GN only requires 5 columns of genomic changes as minimal input. (we should probably have NCBI_Build as well -- currently only support GRCh37/hg19)

A MAF should be ran through GN annotation at least once to normalize the annotations.

inodb commented 6 years ago

I think there might be some flag to not annotate, so CMO can force their annotations over genome nexus, but that might only be part of pipelines' code. @angelicaochoa do u know?

ao508 commented 6 years ago

@inodb MAFs will be annotated with genome nexus on the fly if column HGVSp_Short is not present in the file. The CMO does not pre-annotate MAFs so unless someone does this manually then they will always undergo annotation as part of import pipeline

sandertan commented 6 years ago

What is CMO? So annotation will be done during the import process, not when the user requests data in the front-end?

@jjgao what do you mean with

A MAF should be ran through GN annotation at least once to normalize the annotations.

And what does this mean for private installations?

pieterlukasse commented 6 years ago

@jjgao does this mean we should start recommending using GN instead of VCF2MAF/VEP for the annotation step? If GN can be assumed to be a "given" at some point (i.e. we make it a dependency for cBioPortal), then I think the mutation data format could be indeed simplified since the extra annotation will happen either at the time of import or on the fly in the cBioPortal platform itself.

jjgao commented 6 years ago

@pieterlukasse @sandertan

CMO means Center for Molecular Oncology -- it's our department. We have a lot of internal data coming from CMO.

Currently annotation is done either when the data is prepared or imported.

Our pipelines have switched to GN, but VCF2MAF is perfectly fine at this moment for annotating MAF. At some point, we should recommend using GN, but maybe after we refactor the GN annotation? @inodb

Also to clarify, when I said "A MAF should be ran through GN annotation at least once to normalize the annotations", I mean "MAFs should go through the same annotation process, e.g. same canonical isoforms, for an instance of cBioPortal."
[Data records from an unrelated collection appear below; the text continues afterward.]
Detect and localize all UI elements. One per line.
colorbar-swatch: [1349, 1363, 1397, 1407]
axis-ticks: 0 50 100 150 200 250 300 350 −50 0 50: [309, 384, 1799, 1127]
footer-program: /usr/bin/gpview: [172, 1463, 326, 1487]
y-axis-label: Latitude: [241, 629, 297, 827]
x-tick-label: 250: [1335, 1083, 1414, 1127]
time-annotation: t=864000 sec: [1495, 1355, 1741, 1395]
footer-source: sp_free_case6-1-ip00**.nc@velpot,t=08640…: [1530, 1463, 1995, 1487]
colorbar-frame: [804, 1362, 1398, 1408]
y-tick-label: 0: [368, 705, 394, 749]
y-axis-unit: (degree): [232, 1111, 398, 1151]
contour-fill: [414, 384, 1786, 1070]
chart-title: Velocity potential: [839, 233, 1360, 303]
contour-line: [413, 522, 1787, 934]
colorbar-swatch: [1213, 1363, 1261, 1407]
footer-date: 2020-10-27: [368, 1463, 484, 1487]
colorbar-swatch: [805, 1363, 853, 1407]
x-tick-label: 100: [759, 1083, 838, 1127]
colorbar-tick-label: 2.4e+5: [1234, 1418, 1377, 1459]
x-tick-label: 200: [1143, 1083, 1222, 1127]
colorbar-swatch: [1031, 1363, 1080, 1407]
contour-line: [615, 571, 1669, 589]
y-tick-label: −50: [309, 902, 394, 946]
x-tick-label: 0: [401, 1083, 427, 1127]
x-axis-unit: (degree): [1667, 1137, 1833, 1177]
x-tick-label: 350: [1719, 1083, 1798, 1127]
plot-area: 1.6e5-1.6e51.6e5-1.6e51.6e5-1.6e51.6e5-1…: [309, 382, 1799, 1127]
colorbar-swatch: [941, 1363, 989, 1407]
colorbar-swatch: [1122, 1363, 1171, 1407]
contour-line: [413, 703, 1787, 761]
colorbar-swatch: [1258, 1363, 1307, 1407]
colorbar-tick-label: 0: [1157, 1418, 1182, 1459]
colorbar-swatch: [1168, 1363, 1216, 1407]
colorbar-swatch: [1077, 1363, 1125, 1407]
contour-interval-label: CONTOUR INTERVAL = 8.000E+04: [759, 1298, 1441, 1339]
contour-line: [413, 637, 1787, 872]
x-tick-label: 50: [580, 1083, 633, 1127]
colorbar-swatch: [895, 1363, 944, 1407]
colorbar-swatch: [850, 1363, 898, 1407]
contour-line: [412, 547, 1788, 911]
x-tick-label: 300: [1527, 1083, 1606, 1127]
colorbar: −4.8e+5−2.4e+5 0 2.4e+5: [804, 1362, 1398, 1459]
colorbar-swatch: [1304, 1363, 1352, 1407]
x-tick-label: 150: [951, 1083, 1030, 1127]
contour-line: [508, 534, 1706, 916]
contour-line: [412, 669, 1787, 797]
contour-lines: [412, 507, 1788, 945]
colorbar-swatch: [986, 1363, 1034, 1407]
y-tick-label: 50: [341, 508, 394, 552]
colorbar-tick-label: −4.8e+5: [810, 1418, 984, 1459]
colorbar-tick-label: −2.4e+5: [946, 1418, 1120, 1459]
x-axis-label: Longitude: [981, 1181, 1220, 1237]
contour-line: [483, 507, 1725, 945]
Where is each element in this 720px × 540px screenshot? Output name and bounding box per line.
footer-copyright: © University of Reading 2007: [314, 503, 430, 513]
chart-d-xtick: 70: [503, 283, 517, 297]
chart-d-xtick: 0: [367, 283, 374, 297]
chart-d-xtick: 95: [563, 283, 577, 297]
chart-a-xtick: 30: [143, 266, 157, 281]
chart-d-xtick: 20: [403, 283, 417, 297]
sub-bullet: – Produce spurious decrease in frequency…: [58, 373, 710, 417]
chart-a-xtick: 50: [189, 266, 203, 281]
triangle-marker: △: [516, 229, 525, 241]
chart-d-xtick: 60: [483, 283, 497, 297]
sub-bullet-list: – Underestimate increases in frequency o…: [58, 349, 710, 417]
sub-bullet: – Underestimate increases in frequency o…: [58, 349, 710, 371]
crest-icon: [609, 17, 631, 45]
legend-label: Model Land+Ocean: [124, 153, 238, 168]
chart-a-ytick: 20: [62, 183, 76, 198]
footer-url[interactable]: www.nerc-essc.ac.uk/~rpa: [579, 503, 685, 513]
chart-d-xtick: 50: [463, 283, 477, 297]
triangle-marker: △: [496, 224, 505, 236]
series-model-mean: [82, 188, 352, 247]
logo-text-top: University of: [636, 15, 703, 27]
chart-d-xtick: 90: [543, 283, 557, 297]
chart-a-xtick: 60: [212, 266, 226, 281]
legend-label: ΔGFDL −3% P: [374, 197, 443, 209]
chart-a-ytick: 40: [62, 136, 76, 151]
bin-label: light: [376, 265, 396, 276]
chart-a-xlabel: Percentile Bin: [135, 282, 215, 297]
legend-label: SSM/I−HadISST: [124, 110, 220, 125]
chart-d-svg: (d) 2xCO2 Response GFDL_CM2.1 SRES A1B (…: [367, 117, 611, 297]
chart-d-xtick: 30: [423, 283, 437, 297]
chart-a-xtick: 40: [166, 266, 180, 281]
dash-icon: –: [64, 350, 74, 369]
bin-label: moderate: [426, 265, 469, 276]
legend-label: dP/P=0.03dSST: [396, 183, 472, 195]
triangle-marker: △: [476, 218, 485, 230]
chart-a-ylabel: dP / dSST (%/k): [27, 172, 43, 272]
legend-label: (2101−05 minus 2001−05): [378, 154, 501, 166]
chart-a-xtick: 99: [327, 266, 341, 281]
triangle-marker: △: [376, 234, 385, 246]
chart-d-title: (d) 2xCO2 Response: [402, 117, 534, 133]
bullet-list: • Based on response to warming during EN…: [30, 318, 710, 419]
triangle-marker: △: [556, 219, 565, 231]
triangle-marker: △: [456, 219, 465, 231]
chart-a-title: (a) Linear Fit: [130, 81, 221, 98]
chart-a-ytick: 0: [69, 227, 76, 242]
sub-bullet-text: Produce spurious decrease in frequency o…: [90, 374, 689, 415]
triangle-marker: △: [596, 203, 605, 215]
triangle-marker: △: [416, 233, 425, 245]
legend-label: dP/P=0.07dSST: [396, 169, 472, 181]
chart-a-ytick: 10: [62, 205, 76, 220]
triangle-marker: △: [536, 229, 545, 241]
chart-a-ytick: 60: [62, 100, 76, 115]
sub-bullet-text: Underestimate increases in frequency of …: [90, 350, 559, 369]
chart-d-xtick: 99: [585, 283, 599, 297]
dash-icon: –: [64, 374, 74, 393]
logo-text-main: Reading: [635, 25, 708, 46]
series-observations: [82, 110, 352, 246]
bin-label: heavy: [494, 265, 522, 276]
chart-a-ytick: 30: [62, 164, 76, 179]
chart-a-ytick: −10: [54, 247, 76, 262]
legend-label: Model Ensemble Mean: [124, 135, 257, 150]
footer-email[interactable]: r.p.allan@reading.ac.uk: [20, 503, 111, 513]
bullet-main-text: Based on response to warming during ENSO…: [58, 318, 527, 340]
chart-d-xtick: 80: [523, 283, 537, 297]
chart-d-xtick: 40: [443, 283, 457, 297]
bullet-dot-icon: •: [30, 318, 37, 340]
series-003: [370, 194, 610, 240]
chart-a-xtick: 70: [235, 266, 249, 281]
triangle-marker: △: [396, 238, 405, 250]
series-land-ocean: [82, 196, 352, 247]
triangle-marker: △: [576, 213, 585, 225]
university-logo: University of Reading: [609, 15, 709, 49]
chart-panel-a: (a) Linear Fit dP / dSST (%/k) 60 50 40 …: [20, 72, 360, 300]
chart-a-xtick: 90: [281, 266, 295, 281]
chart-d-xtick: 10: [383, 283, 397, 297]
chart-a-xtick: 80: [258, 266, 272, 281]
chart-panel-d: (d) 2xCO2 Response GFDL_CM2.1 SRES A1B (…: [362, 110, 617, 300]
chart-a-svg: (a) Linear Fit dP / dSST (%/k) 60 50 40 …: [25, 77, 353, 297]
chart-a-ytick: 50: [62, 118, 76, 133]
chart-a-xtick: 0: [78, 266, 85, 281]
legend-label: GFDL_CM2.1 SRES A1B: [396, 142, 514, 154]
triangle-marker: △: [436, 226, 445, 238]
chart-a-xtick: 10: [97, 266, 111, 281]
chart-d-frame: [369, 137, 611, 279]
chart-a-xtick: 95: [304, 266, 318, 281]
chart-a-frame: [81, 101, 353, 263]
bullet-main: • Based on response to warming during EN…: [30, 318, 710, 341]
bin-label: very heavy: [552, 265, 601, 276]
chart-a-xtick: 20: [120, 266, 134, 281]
pieterlukasse commented 6 years ago

@jjgao thanks for the clarification. Coming back to the first point you mentioned in this ticket:

Document the minimal MAF that is required for annotating through Genome Nexus (instead of importing into the database)

I don't think this would be correct, unless the GN step can be assumed to always run during import step.

jjgao commented 6 years ago

@pieterlukasse the minimal MAF should be the same with either GenomeNexus or VCF2MAF. I think the users should not be asked to prepare the full MAF, which is a non-trivial barrier. We should document more clearly that with a minimal MAF, they can run GenomeNexus or VCF2MAF to get the fully annotated MAF for importing.